É com uma ironia dupla, talvez involuntária, que chega a versão remasterizada, renomeada e remontada de O Poderoso Chefão 3, para celebrar os 30 anos do fim da saga de máfia mais famosa do cinema americano. Irônico porque o novo subtítulo, Desfecho: A Morte de Michael Corleone, promete literalmente um epílogo, uma coda (a versão de cinema tinha mais esse perfil do que esta versão remontada), e duplamente irônico porque Michael Corleone não morre mais no final.
As escolhas principais do diretor Francis Ford Coppola (veja a lista aqui) são no sentido de amarrar mais a narrativa do filme em si mesma, sem ficar fazendo muitas digressões visuais aos filmes anteriores. Como é tradição nesses épicos geracionais, há fotografias e porta-retratos espalhados por todos os lados - isso continua no filme todo e, em si, já relembra o passado de Vito, Michael, Kay, Sonny - mas ao eliminar o flashback da morte de Fredo (que abria o filme) e reduzir os flashbacks e as fusões na despedida de Michael (agora ele só dança com Mary em memória enquanto se despede) Coppola está fazendo uma escolha de transformar o terceiro filme menos em um apêndice dos dois primeiros e mais numa narrativa fechada, na medida do possível.

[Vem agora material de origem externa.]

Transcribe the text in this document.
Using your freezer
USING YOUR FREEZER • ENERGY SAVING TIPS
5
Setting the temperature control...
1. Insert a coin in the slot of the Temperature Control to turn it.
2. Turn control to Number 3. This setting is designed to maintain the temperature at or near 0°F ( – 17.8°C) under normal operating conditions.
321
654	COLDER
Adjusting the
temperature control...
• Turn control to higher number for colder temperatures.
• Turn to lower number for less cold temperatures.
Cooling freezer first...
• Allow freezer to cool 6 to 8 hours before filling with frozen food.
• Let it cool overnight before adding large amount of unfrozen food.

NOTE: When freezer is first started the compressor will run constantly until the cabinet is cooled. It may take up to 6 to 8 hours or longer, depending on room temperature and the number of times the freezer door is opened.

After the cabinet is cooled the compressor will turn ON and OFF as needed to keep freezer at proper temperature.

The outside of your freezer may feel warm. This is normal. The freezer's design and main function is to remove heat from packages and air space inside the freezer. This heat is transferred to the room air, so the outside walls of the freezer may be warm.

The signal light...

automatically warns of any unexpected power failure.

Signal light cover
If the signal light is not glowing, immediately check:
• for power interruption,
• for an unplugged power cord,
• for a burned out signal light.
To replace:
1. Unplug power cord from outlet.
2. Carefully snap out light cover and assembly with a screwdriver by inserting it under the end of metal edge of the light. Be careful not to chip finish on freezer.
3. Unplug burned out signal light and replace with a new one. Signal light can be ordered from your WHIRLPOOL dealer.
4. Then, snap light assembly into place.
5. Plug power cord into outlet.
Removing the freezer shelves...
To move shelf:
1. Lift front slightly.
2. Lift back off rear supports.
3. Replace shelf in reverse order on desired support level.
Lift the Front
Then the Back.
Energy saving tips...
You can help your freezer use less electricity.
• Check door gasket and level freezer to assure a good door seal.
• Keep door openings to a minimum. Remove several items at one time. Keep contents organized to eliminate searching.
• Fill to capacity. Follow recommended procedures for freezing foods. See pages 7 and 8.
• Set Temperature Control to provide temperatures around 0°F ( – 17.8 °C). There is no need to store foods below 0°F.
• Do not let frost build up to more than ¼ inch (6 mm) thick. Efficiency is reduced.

O passado permanece como espectro, mas não é mais o organizador da narrativa, que agora fica mais concisa para priorizar a trama envolvendo a corrupção na Igreja Católica. Da mesma forma, por extensão, essas escolhas demonstram um desapego do próprio Coppola em relação ao passado. A nova versão é cinco minutos mais curta que o corte de cinema e prioriza elipses que podem “melhorar” a experiência de quem nunca viu o filme, como o plano da morte de Joey (não há mais o diálogo na capela em que Conny pré-autoriza o ataque), o encontro que evidencia a traição de Altobello (a suspeita sobre ele se estica até a Sicília) e o desarme do “burrinho” na escadaria da ópera (agora não se sabe quem vai atirar em quem no fim). Pequenas intervenções na montagem pensadas para esticar situações pontuais de suspense.
É um processo bem distinto daquele feito por Coppola quando revisitou Apocalypse Now na versão Redux e talvez mostre bem como o cineasta passou por experiências bem distintas nos dois filmes. Apocalypse Now foi a provação por excelência, o filme feito na base das concessões, e, ao adicionar quase 50 minutos de filme no Redux em 2001, Coppola está se dando um luxo de contador de histórias que não teve na época. Já O Poderoso Chefão 3 é um filme que, embora feito em boa medida a contragosto, celebra Coppola no auge dos seus estilismos e do seu prestígio. Não por acaso, talvez seja o filme em que a tendência do diretor ao barroco e ao operístico mais se insinuem literalmente no texto. Em última instância, a única coisa que Coppola poderia fazer ao reabrir o filme é realmente a subtração.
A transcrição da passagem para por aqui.